A lot of people buy shares for a very specific reason. They want to invest for retirement. The hope is that, over the course of decades, the value of a portfolio will grow and, in retirement, dividends can provide regular income.
To try and achieve that goal, I would use three straightforward but powerful investing principles.
Benefit from compounding
Dividends could certainly be a useful source of regular income when I retire. But if I earn them now, should I spend them, or simply reinvest them in my retirement portfolio?
The difference in long-term wealth creation can be dramatic. Imagine that I invest for retirement by setting up a share portfolio worth £100,000 today that generates an average dividend yield of 5%. If I did not invest any more money for 20 years and spent the annual dividends of £5,000, I would end up two decades from now with a £100,000 portfolio, if share prices were flat.

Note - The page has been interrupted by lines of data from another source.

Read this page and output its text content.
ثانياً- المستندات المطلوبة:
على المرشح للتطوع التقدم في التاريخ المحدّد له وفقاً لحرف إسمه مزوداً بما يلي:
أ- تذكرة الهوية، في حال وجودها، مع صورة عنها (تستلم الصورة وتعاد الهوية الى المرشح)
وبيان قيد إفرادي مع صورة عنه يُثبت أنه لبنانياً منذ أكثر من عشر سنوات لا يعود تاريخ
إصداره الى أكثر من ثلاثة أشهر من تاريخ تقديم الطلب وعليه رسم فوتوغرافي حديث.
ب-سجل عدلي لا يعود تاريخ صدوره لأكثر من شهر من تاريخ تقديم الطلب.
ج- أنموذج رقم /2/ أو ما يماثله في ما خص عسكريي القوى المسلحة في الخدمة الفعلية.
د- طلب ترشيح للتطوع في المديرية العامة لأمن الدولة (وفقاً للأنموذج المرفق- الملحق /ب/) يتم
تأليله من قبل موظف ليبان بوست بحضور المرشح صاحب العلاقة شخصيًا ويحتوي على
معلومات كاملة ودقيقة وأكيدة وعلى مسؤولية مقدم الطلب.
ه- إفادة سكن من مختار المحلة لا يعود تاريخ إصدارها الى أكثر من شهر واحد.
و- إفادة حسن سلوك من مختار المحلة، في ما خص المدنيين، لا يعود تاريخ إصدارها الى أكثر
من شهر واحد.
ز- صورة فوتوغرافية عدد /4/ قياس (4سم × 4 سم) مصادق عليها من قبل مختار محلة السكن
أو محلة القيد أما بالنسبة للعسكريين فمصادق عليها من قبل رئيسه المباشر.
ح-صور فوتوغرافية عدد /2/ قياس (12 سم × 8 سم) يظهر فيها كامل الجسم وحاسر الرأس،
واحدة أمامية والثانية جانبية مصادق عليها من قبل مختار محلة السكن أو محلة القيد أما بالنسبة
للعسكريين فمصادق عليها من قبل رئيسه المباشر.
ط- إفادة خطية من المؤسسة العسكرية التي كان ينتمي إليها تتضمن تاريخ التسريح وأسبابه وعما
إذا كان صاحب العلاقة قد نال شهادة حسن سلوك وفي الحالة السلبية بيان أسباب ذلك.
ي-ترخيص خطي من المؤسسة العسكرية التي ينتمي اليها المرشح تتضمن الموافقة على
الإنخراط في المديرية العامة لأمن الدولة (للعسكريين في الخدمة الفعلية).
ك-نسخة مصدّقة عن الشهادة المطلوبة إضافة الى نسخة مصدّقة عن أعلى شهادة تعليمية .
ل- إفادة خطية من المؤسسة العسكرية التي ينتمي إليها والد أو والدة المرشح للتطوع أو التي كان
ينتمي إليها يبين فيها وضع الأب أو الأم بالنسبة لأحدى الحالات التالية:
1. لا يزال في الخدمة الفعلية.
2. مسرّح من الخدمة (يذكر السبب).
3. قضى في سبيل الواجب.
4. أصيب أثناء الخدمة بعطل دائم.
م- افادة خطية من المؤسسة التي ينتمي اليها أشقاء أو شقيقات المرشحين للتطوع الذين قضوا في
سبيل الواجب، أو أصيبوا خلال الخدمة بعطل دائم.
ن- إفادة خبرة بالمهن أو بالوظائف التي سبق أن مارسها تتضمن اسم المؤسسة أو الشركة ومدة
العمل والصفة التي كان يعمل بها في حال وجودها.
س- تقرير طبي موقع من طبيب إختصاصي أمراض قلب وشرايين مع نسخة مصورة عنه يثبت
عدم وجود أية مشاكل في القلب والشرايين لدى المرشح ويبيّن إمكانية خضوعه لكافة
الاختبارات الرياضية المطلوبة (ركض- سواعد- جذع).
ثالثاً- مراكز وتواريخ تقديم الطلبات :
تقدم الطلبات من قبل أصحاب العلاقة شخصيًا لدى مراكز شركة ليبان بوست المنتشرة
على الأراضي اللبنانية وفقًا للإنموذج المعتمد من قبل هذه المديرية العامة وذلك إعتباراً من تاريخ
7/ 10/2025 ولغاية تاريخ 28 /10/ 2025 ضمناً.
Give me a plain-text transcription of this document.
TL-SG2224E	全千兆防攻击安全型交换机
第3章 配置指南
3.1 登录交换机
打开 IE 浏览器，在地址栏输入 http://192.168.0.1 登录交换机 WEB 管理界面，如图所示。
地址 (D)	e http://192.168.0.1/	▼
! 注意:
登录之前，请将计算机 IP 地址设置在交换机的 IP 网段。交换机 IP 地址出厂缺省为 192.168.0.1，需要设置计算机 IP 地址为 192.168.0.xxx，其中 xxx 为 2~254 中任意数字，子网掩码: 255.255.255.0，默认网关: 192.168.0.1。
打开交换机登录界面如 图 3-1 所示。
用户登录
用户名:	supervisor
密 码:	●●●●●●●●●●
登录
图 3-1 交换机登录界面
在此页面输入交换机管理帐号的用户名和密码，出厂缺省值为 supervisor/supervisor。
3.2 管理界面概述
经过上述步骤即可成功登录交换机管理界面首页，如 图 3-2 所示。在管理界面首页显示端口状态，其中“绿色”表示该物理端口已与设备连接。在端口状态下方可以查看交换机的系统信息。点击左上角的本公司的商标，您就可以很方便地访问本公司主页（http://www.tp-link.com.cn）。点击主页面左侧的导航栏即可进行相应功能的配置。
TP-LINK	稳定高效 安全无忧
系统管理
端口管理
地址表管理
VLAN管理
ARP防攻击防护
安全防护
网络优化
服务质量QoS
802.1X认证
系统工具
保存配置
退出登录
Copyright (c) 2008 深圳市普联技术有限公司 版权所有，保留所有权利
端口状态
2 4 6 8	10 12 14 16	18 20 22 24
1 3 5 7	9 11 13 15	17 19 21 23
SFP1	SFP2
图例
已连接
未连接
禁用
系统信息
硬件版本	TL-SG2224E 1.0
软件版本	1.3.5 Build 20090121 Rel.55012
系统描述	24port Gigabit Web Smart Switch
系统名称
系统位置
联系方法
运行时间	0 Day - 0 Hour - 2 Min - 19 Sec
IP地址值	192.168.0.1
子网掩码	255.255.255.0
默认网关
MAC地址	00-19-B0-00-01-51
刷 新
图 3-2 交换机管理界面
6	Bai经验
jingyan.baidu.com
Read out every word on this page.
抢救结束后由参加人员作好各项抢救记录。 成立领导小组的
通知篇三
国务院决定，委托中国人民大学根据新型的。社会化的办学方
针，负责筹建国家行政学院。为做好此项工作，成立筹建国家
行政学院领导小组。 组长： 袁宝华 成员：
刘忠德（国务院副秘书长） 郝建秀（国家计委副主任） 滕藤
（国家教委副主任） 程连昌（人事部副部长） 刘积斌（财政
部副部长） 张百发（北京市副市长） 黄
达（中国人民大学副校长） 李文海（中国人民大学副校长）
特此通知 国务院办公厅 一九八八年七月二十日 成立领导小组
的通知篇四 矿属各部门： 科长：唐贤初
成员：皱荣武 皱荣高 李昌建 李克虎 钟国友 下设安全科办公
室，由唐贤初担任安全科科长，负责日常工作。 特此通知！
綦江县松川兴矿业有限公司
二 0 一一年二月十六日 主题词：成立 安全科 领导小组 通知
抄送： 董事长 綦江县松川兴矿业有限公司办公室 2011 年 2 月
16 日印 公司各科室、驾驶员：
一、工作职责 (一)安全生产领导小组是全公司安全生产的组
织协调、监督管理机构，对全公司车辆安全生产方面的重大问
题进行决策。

But what if I reinvested the dividends and otherwise did exactly the same? In 20 years, my portfolio would be worth £271,000. That in itself would be generating over £1,000 in monthly dividends.
That is because of the miracle of compounding. Compounding dividends while I work is a powerful way to increase my monthly income when I retire.
Focus on great quality companies
In the example above, I used a 5% average dividend yield. I think that is achievable while investing in blue-chip FTSE 100 companies right now.
The example would be even more dramatic with higher yielding shares. But a key principle I adopt when I invest for retirement (or indeed any purpose) is never to chase high yields unless it is accompanied by high quality. In other words, I focus first on finding businesses I think have solid long-term business prospects. Only then do I start to look at their share price and dividend yield.
Retirement planning is a long-term activity. Just because a share pays a high dividend now does not mean it will do so decades from now, or even next year. So I hunt for companies with business models I reckon can benefit from resilient demand that also have strong competitive advantages.
Never too early to invest for retirement
If I did find such companies I might be able to make the £100,000 in my example above work harder to fund my retirement. I think making my money work harder for me is more attractive than me having to work harder for money before I retire!
For example, if I invested an average dividend yield of 6.6% on my £100,000 for the same period of 20 years, I would then be able to have a dividend income slightly above £2,000 a month. Shares such as Legal & General currently trade with a yield over 6.6% and I could build a diversified portfolio of them.
But even with a lower yield, or indeed less money to begin with, I could hopefully still get to my £2,000 target of monthly retirement income if I had a long enough timeframe. The more years I have before retirement, the more powerful the effect of compounding, no matter how much I am investing.
It may still seem a lifetime away, but I think it is never too early to invest for retirement.